Desde las 9:00 p.m. de ayer 7 y hasta las 7:00 a.m. de hoy 8 de octubre, se realizó cierre temporal del área de urgencias de la Clínica María Josefa Canelones de Tunja por contagios de COVID-19 en el personal de primera línea de atención. Cabe recordar que este centro asistencial es el encargado de atender la pandemia principalmente a sintomáticos, sospechosos y casos con gravedad.
De acuerdo con la información entregada por el gerente del hospital San Rafael de Tunja, que maneja el centro asistencial, de 55 funcionarios que trabajan en el área de urgencias de los cuales diez dieron positivo en un primer tamizaje y después se sumaron cuatro más.
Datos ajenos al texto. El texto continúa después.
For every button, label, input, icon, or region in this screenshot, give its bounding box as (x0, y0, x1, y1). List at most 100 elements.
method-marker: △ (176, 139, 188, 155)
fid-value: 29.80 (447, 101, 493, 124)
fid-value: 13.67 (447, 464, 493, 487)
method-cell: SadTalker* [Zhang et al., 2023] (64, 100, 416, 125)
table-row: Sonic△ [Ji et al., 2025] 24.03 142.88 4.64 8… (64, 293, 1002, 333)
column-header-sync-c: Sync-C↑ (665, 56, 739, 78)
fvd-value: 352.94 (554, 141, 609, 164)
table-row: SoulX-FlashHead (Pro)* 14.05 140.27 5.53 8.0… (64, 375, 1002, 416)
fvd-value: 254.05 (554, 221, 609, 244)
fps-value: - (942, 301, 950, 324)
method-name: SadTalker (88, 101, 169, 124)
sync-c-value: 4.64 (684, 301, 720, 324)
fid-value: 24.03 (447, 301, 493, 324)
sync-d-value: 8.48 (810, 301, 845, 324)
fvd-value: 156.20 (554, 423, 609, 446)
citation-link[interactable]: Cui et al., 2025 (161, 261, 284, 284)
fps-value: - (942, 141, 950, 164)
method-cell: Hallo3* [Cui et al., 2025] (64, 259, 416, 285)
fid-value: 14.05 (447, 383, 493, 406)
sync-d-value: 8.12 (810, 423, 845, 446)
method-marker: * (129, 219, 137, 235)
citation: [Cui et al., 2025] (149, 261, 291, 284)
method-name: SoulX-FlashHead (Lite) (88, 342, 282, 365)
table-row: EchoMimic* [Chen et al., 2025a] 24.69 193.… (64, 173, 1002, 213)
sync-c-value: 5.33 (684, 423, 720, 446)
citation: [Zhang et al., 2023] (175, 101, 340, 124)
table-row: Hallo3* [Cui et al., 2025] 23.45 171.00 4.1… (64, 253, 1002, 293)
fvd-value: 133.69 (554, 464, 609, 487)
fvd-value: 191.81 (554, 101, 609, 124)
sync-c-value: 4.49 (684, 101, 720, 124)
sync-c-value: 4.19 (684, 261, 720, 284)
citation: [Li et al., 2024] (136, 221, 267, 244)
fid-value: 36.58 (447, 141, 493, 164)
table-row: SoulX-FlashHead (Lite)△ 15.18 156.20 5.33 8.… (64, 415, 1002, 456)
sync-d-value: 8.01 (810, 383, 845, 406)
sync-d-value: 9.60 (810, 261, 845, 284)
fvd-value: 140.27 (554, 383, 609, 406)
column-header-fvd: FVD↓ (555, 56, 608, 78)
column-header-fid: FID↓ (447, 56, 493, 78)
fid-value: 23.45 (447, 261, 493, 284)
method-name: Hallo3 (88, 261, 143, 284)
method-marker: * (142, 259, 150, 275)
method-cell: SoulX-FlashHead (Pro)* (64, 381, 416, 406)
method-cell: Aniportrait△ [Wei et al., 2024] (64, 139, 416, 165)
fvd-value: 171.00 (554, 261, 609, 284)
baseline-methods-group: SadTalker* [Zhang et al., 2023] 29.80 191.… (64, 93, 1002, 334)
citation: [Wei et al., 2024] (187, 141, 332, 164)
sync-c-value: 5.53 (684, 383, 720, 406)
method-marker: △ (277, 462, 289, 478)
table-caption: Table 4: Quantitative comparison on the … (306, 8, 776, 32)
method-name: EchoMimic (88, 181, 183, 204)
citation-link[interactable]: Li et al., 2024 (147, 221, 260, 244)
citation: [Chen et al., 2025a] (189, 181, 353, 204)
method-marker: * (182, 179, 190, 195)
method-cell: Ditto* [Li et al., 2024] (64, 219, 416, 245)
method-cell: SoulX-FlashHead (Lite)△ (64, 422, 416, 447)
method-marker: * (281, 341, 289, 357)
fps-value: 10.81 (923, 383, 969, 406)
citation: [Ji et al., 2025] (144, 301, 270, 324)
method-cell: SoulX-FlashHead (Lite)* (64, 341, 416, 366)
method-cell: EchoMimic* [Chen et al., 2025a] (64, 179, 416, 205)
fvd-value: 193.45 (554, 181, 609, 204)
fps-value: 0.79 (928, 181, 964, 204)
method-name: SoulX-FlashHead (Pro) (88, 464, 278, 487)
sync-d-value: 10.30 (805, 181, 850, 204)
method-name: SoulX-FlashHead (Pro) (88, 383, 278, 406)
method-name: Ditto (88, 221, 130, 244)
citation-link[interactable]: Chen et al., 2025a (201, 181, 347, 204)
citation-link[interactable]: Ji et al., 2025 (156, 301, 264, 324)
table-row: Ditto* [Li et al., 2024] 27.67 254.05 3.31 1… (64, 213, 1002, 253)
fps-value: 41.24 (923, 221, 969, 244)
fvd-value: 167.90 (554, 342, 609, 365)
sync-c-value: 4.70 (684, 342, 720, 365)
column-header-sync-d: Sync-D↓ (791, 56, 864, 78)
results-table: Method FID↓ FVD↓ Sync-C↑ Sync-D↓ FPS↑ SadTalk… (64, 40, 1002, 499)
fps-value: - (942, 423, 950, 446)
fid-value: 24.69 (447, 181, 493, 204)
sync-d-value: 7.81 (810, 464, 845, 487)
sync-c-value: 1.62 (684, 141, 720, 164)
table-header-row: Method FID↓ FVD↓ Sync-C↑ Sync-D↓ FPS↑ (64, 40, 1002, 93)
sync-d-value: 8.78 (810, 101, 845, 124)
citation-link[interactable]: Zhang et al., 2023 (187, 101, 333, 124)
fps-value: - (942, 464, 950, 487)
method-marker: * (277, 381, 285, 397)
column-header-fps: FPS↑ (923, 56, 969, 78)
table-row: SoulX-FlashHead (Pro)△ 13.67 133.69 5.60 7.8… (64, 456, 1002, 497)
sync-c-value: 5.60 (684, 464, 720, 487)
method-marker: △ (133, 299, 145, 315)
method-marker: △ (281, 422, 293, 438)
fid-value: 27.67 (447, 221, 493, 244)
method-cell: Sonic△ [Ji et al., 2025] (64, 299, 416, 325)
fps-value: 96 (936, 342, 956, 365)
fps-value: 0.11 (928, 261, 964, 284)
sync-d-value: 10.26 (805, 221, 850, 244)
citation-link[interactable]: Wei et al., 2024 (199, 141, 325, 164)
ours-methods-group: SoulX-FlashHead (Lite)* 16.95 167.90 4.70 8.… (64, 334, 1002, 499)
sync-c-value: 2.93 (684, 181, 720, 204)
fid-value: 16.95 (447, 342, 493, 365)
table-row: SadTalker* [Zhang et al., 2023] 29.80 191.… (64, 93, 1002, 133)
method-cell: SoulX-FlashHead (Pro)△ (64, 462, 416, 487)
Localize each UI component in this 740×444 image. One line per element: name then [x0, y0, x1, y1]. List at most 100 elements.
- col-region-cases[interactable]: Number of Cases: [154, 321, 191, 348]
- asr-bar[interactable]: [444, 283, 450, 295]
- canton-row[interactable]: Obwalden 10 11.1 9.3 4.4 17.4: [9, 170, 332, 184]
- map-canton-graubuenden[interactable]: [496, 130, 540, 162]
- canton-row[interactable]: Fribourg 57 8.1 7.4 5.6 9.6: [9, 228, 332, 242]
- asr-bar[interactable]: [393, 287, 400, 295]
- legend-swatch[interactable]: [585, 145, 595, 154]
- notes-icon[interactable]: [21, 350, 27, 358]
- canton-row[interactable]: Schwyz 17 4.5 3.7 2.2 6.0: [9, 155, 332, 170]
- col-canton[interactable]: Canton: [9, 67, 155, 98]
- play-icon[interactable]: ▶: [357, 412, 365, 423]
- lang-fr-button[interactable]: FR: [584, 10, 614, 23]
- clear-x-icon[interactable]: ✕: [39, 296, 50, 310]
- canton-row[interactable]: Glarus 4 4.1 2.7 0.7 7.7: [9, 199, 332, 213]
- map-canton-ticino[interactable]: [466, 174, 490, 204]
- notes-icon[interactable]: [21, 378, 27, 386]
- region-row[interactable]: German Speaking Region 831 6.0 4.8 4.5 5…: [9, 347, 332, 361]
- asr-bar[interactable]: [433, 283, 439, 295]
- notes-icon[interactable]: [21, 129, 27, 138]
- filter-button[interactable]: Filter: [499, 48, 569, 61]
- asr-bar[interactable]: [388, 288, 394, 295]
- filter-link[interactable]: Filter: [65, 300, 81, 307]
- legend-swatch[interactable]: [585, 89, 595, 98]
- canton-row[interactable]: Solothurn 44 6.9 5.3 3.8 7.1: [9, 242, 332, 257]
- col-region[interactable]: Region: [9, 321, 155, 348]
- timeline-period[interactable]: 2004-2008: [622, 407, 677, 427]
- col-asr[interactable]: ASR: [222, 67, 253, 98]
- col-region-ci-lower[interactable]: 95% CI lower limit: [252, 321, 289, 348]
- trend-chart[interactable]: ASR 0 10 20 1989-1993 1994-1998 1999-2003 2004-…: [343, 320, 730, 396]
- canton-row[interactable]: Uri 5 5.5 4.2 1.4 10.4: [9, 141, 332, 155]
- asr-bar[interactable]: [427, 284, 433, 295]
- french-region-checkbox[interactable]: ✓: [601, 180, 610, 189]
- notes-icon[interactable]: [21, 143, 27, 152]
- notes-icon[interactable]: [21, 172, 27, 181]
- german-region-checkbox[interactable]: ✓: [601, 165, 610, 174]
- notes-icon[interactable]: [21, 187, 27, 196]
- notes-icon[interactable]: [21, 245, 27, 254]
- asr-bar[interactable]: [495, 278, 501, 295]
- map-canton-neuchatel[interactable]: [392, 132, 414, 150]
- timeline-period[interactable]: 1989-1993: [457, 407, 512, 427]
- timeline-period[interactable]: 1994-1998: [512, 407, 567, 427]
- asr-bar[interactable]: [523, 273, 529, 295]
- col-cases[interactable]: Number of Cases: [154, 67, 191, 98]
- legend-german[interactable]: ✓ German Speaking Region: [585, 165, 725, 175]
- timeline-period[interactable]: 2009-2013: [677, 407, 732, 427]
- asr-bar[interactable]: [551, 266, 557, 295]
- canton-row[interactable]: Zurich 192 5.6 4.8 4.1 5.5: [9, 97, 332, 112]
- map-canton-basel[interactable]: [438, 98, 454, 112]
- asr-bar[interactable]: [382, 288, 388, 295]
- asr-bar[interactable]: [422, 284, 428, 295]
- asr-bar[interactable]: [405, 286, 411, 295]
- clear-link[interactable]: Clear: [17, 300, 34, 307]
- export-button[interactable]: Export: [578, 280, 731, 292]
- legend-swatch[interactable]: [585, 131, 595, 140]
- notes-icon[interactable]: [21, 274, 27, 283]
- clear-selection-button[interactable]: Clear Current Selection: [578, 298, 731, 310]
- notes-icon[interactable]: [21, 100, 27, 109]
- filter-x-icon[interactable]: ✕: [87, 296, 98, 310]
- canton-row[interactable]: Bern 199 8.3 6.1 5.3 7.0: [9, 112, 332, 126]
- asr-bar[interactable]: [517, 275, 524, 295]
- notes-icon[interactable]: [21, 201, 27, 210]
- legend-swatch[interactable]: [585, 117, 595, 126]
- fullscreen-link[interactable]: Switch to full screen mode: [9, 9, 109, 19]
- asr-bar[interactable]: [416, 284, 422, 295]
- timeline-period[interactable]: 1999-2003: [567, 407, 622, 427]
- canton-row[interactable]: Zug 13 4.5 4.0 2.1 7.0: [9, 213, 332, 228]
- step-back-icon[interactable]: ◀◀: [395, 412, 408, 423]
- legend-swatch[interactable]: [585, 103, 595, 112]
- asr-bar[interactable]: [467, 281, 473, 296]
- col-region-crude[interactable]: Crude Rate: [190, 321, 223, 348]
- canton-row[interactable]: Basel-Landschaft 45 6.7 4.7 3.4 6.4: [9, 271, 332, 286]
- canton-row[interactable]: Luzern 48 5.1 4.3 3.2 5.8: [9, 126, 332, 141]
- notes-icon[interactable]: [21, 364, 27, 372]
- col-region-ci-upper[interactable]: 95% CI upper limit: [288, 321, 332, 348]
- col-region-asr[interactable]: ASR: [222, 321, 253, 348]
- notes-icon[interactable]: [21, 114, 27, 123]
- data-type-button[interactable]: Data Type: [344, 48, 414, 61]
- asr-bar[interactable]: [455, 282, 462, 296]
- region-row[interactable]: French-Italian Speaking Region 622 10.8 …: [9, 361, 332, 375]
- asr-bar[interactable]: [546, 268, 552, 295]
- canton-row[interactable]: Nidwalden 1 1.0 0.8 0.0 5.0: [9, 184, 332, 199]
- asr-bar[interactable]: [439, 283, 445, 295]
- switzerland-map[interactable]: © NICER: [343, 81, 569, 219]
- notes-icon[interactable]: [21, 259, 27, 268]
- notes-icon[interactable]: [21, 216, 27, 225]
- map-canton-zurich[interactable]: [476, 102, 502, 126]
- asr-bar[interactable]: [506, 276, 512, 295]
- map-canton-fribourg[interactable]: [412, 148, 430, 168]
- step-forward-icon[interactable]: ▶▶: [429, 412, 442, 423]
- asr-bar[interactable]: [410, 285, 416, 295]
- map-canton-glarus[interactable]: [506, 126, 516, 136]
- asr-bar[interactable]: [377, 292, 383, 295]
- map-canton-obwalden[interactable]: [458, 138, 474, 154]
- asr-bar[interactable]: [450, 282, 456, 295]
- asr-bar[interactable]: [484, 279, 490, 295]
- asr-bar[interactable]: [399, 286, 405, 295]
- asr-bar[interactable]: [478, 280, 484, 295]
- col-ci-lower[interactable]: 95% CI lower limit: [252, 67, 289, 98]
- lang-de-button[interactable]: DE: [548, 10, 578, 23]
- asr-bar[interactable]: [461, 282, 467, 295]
«Con esta situación tomamos la decisión de hacer suspensión del servicio y proceder a doble desinfección. Con iluminometría se adelantó la evaluación de resultados y a partir de la misma se dio la reapertura. El tercer y cuarto piso, de UCI así como de hospitalización, no se vieron afectados por el brote por lo que los demás servicios no se vieron comprometidos», dijo el funcionario en diálogo con UHN.
Causas
Dentro de los análisis adelantados, el personal de salud resultó contagiado por fuera del centro asistencial y algunos por contactos estrechos con familiares.
«Así mismo nos encontramos con que se cometían imprudencias a la hora de tomar alimentos y en los dormitorios donde se ocupaban por dos o tres personas un cuarto. Estas situaciones serán remedidas para evitar cualquier rebrote», puntualizó Hurtado.
Agregó que la Institución de manera permanente hace un seguimiento a cada uno de los funcionarios afectados y apoyo a sus familias. A la fecha todos se encuentran estables y en sus domicilios.
Por último, en comunicado emitido a la opinión pública señalaron que, «el hospital San Rafael de Tunja lamenta esta situación que se presenta en los trabajadores que comprometidos con la salud de los boyacenses se deben exponer a diario, aún cuando cuentan con todos los elementos de protección personal requeridos para asistir a pacientes con cuadros respiratorios».